The extra exhertions, working on these vehicles I believe is contributing to the pain. But I can tell the surgery did help.  I have to be more careful.  I'm just very tired, frustrated and broke.  Sorry to complain.  I couldn't get off the floor today until about 3:00 pm, after I broke down and used one of my pain patches.  The doctor's Rx. Utram doesn't help this kind of pain.   

  

Things will improve, hopefully. I have the references that you all have given me, and the staff here in case I feel like I can't make it.  Thanks to everyone.  

  

I sat down one night about a week or so ago and wrote a suicide note and cried.  I didn't know what I was going to do, whether or not I would go thru with it.  I threw it away today.  I am really trying hard.
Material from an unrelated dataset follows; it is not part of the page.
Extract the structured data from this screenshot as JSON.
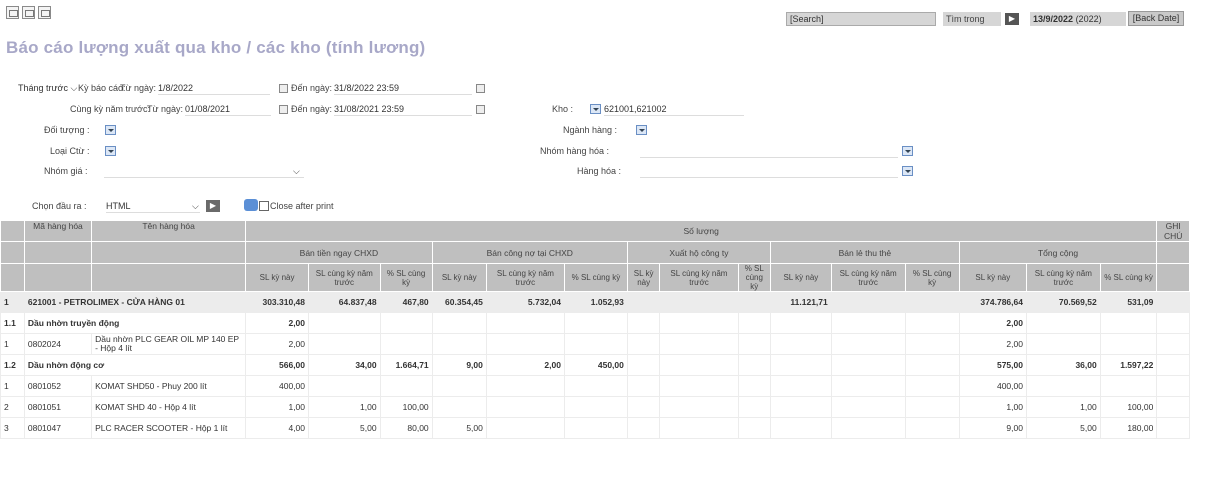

I have had so many friends who have let me down, and a family member who were going to help me with a project to try to make a little extra money.  They have all let me down and now I look like a fool after pouring about 1000.00 into this project, and no way to complete it. 

  

I would not have made the agreements and invested the money had some of these people had not insisted they would help me, several of them.  Here I sit, everyone has an excuse, and I am aout of a grand I didn't have to spend in the first place. 

  

This is my life's story.  Sorry all.  Something has to change, and soon.  I can't deal with all of this.  I don't eat many times because I don't have the energy to cook, or to go to the grocery store.  So I take pills and sleep.  Or do without until I can't stand it anymore. 

  

Again, I am sorry to complain, and I appreciate the support all of you have given me.